A handful of the major revelations of the series -- from the identity of Aurora and Earth to the reveal that the robots are a part of the Foundation series -- are revealed here in this novel. And while Asimov hinted at the existence of robots in the last two volumes of the series proper (not counting this one and the next one), he never really made it a full reveal until volume five. Were readers to start here, they wouldn't have that wonder about the mystery.
As I was reading some further discussions on the Internet about the proper reading order, one comment stood out to me, that stories are told in a particular order, and that each succeeding part of the story builds on what has come already. Even if the story doesn't take place in that order, the story is told in that order, and that's what's important. And I agree wholeheartedly. I can't understand how anyone could be familiar with this series and recommend it be read in chronological order.
Prelude to Foundation deviates from the regular story to tell us a bit about Hari Seldon and how the idea of psychohistory was seeded in his brain. It reads more like a technical adventure novel than a groundbreaking, world-building science-fiction novel, but it's readable and entertaining. The ideas behind this particular story is less intriguing than those raised in the first five books, but if I have to suffer some mindless fiction to get an entertaining read, then I'll take it. My biggest complaints about the first five volumes were regarding how dry and uninteresting (story-wise) they were.

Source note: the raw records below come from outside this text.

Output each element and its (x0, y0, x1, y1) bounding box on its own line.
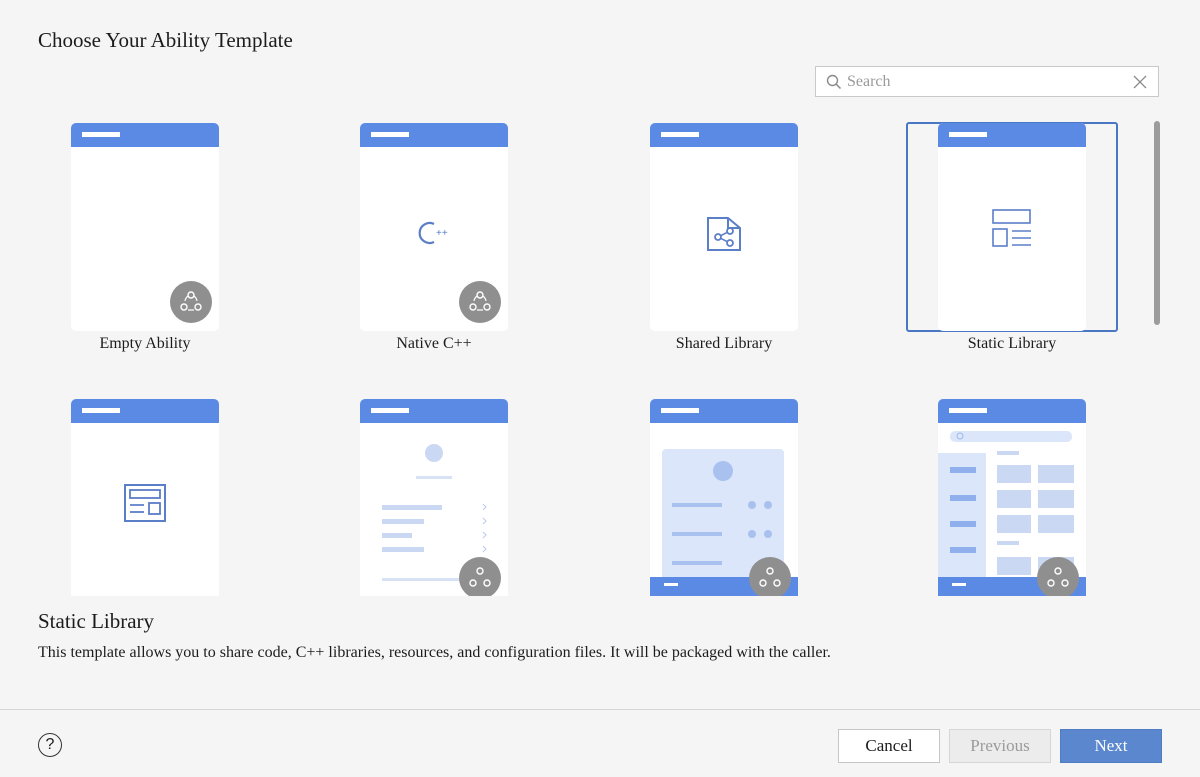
previous-button[interactable]: Previous (949, 729, 1051, 763)
search-input[interactable] (847, 72, 1133, 91)
template-card-row2-4[interactable] (938, 399, 1086, 596)
gallery-scrollbar[interactable] (1154, 121, 1160, 325)
cancel-button[interactable]: Cancel (838, 729, 940, 763)
next-button[interactable]: Next (1060, 729, 1162, 763)
dialog-title: Choose Your Ability Template (38, 28, 293, 52)
template-gallery[interactable] (0, 108, 1150, 596)
template-description-text: This template allows you to share code, … (38, 644, 831, 661)
search-box[interactable] (815, 66, 1159, 97)
clear-search-icon[interactable] (1133, 75, 1147, 89)
template-card-row2-2[interactable] (360, 399, 508, 596)
search-icon (826, 74, 842, 89)
help-button[interactable]: ? (38, 733, 62, 757)
template-thumbnail (938, 399, 1086, 596)
template-card-row2-3[interactable] (650, 399, 798, 596)
harmony-badge-icon (749, 557, 791, 596)
harmony-badge-icon (459, 557, 501, 596)
template-card-row2-1[interactable] (71, 399, 219, 596)
template-thumbnail (650, 399, 798, 596)
footer-divider (0, 709, 1200, 710)
page-layout-icon (124, 484, 166, 522)
template-thumbnail (71, 399, 219, 596)
harmony-badge-icon (1037, 557, 1079, 596)
template-description-title: Static Library (38, 609, 155, 633)
template-thumbnail (360, 399, 508, 596)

I was pleased to see that Asimov took a more progressive look at women in this novel. Myself, I saw it as an apology of sorts for how he had regarded them in the previous five books, but that's just me. Regardless, he devoted a good chunk of the book to portraying a society where women were truly subservient and submissive and showed the other characters' outrage at such treatment. I'll take it.
Asimov still stuck to the same theme that he had grasped so far in the series, where very little about the world in his series is about free will. There are still grand orchestrations behind the scenes that result in the major changes that take place, and it seems odd that these changes are brought about by one individual. Not having read the Robot stories, I'm at a bit of a disadvantage as I try to place Daneel's motivations for orchestrating such a move, but it does make a bit of sense. If a robot is entrusted to protect humanity, then wouldn't it make sense for it to go to such lengths to do so?
I have one more to go in Asimov's series (and, in true form, I couldn't resist getting the Brin-Binford-Bear trilogy to wrap all of it up), and I won't lie: I'm looking forward to being done with it. Having come this far with it, though, I'm not willing to not see it all the way through. Plus, if I was as entertained by this volume as I was, shouldn't I expect the next one to be even more entertaining?